His wife joined him in this faith-inspired life, giving them the option of separating and each entering a religious order. This was an ancient and respectable way for husbands and wives to develop their spiritual aspirations, commonly practiced by married couples who felt a deep desire to follow God. Possibly on Francis' recommendation they chose to continue living as a couple. In this they revived a way of sanctity for married couples. Modestini gave up his business, as they had no family or children to care for and he feared that by returning to it he might relapse into covetousness. He and his wife divided everything among the poor and only retained enough land to support themselves - Modestini tilled this with his own hands and gave any surplus they did not need to the hungry.

===Meeting Francis===
About this time Francis came to Poggibonsi, where the town had given his friars a church and a house. After he preached a sermon on penance, many people desired to leave everything and to follow his way of life, but instead Francis instructed them to persevere in their existing vocations as he soon intended to give them a guide by which they could serve God perfectly whilst remaining in the world and not entering the religious life.

Francis had become acquainted with Modestini through earlier business transactions, whilst Modestini had already heard about Francis' activities. Francis met him whilst in Poggibonsi, greatly rejoicing to find this avaricious man so changed and Modestini asked for special instructions for himself and his wife, so that they might lead a life in the world that would be pleasing to God. Francis then explained to them his plans to establish an Order for lay people living in the spirit he preached; Luchesius and Buonadonna asked to be received into it at once. Thus, according to tradition, they became the first members of the Franciscan Order of Penance, which later came to be called the Third Order of St.

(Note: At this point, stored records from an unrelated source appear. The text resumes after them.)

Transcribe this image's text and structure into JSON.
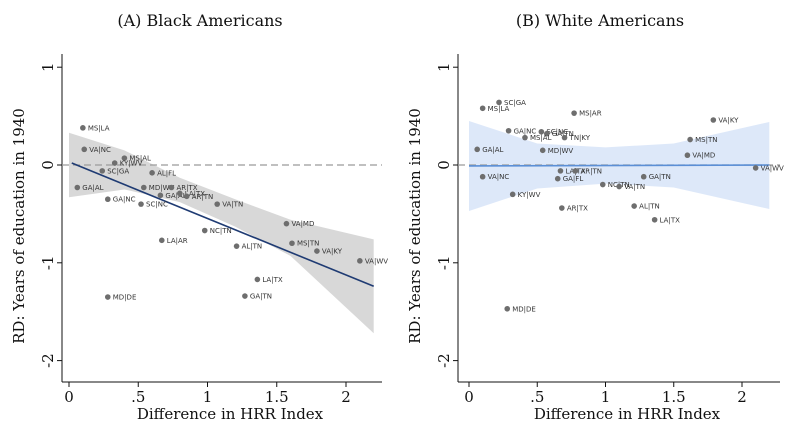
{
  "chart_data": [
    {
      "type": "scatter",
      "title": "(A) Black Americans",
      "xlabel": "Difference in HRR Index",
      "ylabel": "RD: Years of education in 1940",
      "xlim": [
        0,
        2.25
      ],
      "ylim": [
        -2.1,
        1.2
      ],
      "xticks": [
        {
          "v": 0,
          "label": "0"
        },
        {
          "v": 0.5,
          "label": ".5"
        },
        {
          "v": 1,
          "label": "1"
        },
        {
          "v": 1.5,
          "label": "1.5"
        },
        {
          "v": 2,
          "label": "2"
        }
      ],
      "yticks": [
        {
          "v": 1,
          "label": "1"
        },
        {
          "v": 0,
          "label": "0"
        },
        {
          "v": -1,
          "label": "-1"
        },
        {
          "v": -2,
          "label": "-2"
        }
      ],
      "zero_line": true,
      "fit_line": {
        "x": [
          0.02,
          2.2
        ],
        "y": [
          0.02,
          -1.24
        ]
      },
      "ci_band": {
        "x": [
          0.0,
          0.4,
          0.8,
          1.2,
          1.6,
          2.2
        ],
        "lower": [
          -0.33,
          -0.25,
          -0.38,
          -0.63,
          -0.93,
          -1.72
        ],
        "upper": [
          0.33,
          0.15,
          -0.13,
          -0.35,
          -0.56,
          -0.76
        ]
      },
      "color_points": "#6e6e6e",
      "color_fit": "#1f3b73",
      "color_band": "#d4d4d4",
      "points": [
        {
          "x": 0.1,
          "y": 0.38,
          "label": "MS|LA"
        },
        {
          "x": 0.11,
          "y": 0.16,
          "label": "VA|NC"
        },
        {
          "x": 0.4,
          "y": 0.07,
          "label": "MS|AL"
        },
        {
          "x": 0.33,
          "y": 0.02,
          "label": "KY|WV"
        },
        {
          "x": 0.24,
          "y": -0.06,
          "label": "SC|GA"
        },
        {
          "x": 0.6,
          "y": -0.08,
          "label": "AL|FL"
        },
        {
          "x": 0.06,
          "y": -0.23,
          "label": "GA|AL"
        },
        {
          "x": 0.54,
          "y": -0.23,
          "label": "MD|WV"
        },
        {
          "x": 0.28,
          "y": -0.35,
          "label": "GA|NC"
        },
        {
          "x": 0.52,
          "y": -0.4,
          "label": "SC|NC"
        },
        {
          "x": 0.66,
          "y": -0.31,
          "label": "GA|AL"
        },
        {
          "x": 0.74,
          "y": -0.23,
          "label": "AR|TX"
        },
        {
          "x": 0.8,
          "y": -0.29,
          "label": "LA|TX"
        },
        {
          "x": 0.85,
          "y": -0.32,
          "label": "AR|TN"
        },
        {
          "x": 1.07,
          "y": -0.4,
          "label": "VA|TN"
        },
        {
          "x": 0.67,
          "y": -0.77,
          "label": "LA|AR"
        },
        {
          "x": 0.98,
          "y": -0.67,
          "label": "NC|TN"
        },
        {
          "x": 1.21,
          "y": -0.83,
          "label": "AL|TN"
        },
        {
          "x": 1.57,
          "y": -0.6,
          "label": "VA|MD"
        },
        {
          "x": 1.61,
          "y": -0.8,
          "label": "MS|TN"
        },
        {
          "x": 1.79,
          "y": -0.88,
          "label": "VA|KY"
        },
        {
          "x": 2.1,
          "y": -0.98,
          "label": "VA|WV"
        },
        {
          "x": 1.36,
          "y": -1.17,
          "label": "LA|TX"
        },
        {
          "x": 0.28,
          "y": -1.35,
          "label": "MD|DE"
        },
        {
          "x": 1.27,
          "y": -1.34,
          "label": "GA|TN"
        }
      ]
    },
    {
      "type": "scatter",
      "title": "(B) White Americans",
      "xlabel": "Difference in HRR Index",
      "ylabel": "RD: Years of education in 1940",
      "xlim": [
        0,
        2.25
      ],
      "ylim": [
        -2.1,
        1.2
      ],
      "xticks": [
        {
          "v": 0,
          "label": "0"
        },
        {
          "v": 0.5,
          "label": ".5"
        },
        {
          "v": 1,
          "label": "1"
        },
        {
          "v": 1.5,
          "label": "1.5"
        },
        {
          "v": 2,
          "label": "2"
        }
      ],
      "yticks": [
        {
          "v": 1,
          "label": "1"
        },
        {
          "v": 0,
          "label": "0"
        },
        {
          "v": -1,
          "label": "-1"
        },
        {
          "v": -2,
          "label": "-2"
        }
      ],
      "zero_line": true,
      "fit_line": {
        "x": [
          0.0,
          2.2
        ],
        "y": [
          -0.01,
          0.0
        ]
      },
      "ci_band": {
        "x": [
          0.0,
          0.5,
          1.0,
          1.5,
          2.2
        ],
        "lower": [
          -0.47,
          -0.24,
          -0.19,
          -0.23,
          -0.45
        ],
        "upper": [
          0.45,
          0.22,
          0.18,
          0.22,
          0.44
        ]
      },
      "color_points": "#6e6e6e",
      "color_fit": "#5b8fd6",
      "color_band": "#d9e5f8",
      "points": [
        {
          "x": 0.1,
          "y": 0.58,
          "label": "MS|LA"
        },
        {
          "x": 0.22,
          "y": 0.64,
          "label": "SC|GA"
        },
        {
          "x": 0.77,
          "y": 0.53,
          "label": "MS|AR"
        },
        {
          "x": 1.79,
          "y": 0.46,
          "label": "VA|KY"
        },
        {
          "x": 0.29,
          "y": 0.35,
          "label": "GA|NC"
        },
        {
          "x": 0.53,
          "y": 0.34,
          "label": "SC|NC"
        },
        {
          "x": 0.57,
          "y": 0.32,
          "label": "GA|TN"
        },
        {
          "x": 0.41,
          "y": 0.28,
          "label": "MS|AL"
        },
        {
          "x": 0.7,
          "y": 0.28,
          "label": "TN|KY"
        },
        {
          "x": 1.62,
          "y": 0.26,
          "label": "MS|TN"
        },
        {
          "x": 0.06,
          "y": 0.16,
          "label": "GA|AL"
        },
        {
          "x": 0.54,
          "y": 0.15,
          "label": "MD|WV"
        },
        {
          "x": 1.6,
          "y": 0.1,
          "label": "VA|MD"
        },
        {
          "x": 2.1,
          "y": -0.03,
          "label": "VA|WV"
        },
        {
          "x": 0.1,
          "y": -0.12,
          "label": "VA|NC"
        },
        {
          "x": 0.67,
          "y": -0.06,
          "label": "LA|TX"
        },
        {
          "x": 0.78,
          "y": -0.06,
          "label": "AR|TN"
        },
        {
          "x": 0.65,
          "y": -0.14,
          "label": "GA|FL"
        },
        {
          "x": 1.28,
          "y": -0.12,
          "label": "GA|TN"
        },
        {
          "x": 0.98,
          "y": -0.2,
          "label": "NC|TN"
        },
        {
          "x": 1.1,
          "y": -0.22,
          "label": "VA|TN"
        },
        {
          "x": 0.32,
          "y": -0.3,
          "label": "KY|WV"
        },
        {
          "x": 0.68,
          "y": -0.44,
          "label": "AR|TX"
        },
        {
          "x": 1.21,
          "y": -0.42,
          "label": "AL|TN"
        },
        {
          "x": 1.36,
          "y": -0.56,
          "label": "LA|TX"
        },
        {
          "x": 0.28,
          "y": -1.47,
          "label": "MD|DE"
        }
      ]
    }
  ]
}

Francis.

If Luchesius and Buonadonna were really the first Tertiaries (members of a Third Order), they must have become so not long after Francis founded his First Order in 1209. The first simple rule of life, which St. Francis gave to the first tertiaries at that time, was supplanted in 1221 by one in legal wording by Cardinal Ugolino , approved verbally later the same the same year by Pope Honorius III. For this reason 1221 is often given as the foundation date for the Third Order of Saint Francis.

===Death===
When Modestini lay very ill, with no hope of recovery, his wife said to him "Implore God, who gave us to each other as companions in life, to permit us also to die together". Luchesius prayed as requested and Segni fell ill with a fever, from which she died before her husband after devoutly receiving the Holy Sacraments. They thus died together on 28 April 1260.

==Hagiography==
According to legend, Modestini's generosity to the poor knew no bounds, so that one day there was not even a loaf of bread for his own household. When yet another poor man came, he asked his wife to see if there was not something they could find for him. That vexed her and she scolded him severely; his mortifications, she said, had made him almost crazy and that his continued giving would leave them both hungry. Modestini asked her gently to look in the pantry, for he trusted that Christ, who had multiplied loaves to bread to feed thousands, would provide all that the sick needed.

When he did not have enough to supply all those who asked him, he begged for more from others on behalf of the distressed. Once he carried home a disabled man who he had found by the road. A frivolous young man met him, and asked him mockingly "What poor devil is that you are carrying on your back?". Modestini replied calmly "I am carrying my Lord Jesus Christ". At once the young man's face became distorted, he cried out loudly, and was dumb. He repented, falling on his knees in front of Modestini, who restored his speech to him by making the Sign of the Cross.